Jacob's disappearance shocked Minnesota and the nation from the very start. It occurred on a dark, moonless autumn night while Jacob, his younger brother Trevor, and their friend Aaron Larson were riding their bikes home with a bag of candy and a VCR tape of "The Naked Gun."
A masked man with a revolver emerged from the darkness and ordered them to lay in a ditch. He inquired about their ages, then instructed Trevor and Aaron to run to the woods without looking back, or he would shoot.
By the time Trevor and Aaron reached home and the police were called, Jacob and the man had vanished.
Patty, Jacob's mom, held on to hope, believing her son would return one day. But that day never came. Until Heinrich's confession in 2016, Patty channeled her grief into advocacy for missing children and played a pivotal role in the passing of the Jacob Wetterling Act, creating a national sex offender registry in 1994.

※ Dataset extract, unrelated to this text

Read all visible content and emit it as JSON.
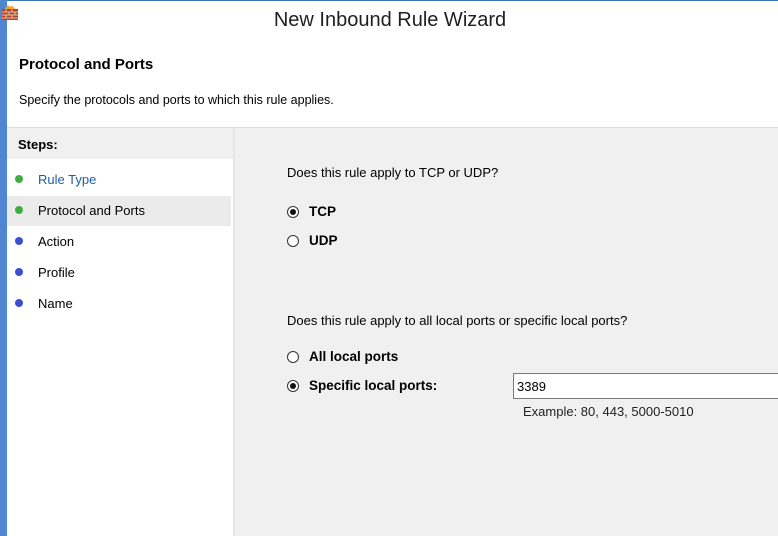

After years of investigating thousands of leads and examining numerous suspects, investigators seemed to hit a dead end. That's when Joy Baker, a mother herself, began writing about Jacob in 2010, living 45 minutes away from Patty. Joy tracked down Jared Scheierl, a 37-year-old plumber who had been abducted and molested at 12, similar to Jacob, and had spent years seeking justice.
Joy became convinced that their cases were connected. She combed through microfilm archives and discovered reports of other children being stalked and threatened by a masked, armed man in the late 1980s.
In 2015, the state's crime lab re-tested Scheierl's clothing, linking the DNA to Heinrich. In a 2016 plea agreement, Heinrich confessed to his crimes, and Jacob's family finally got closure. Patty, although devastated by the truth, will forever be grateful to Joy for her relentless work.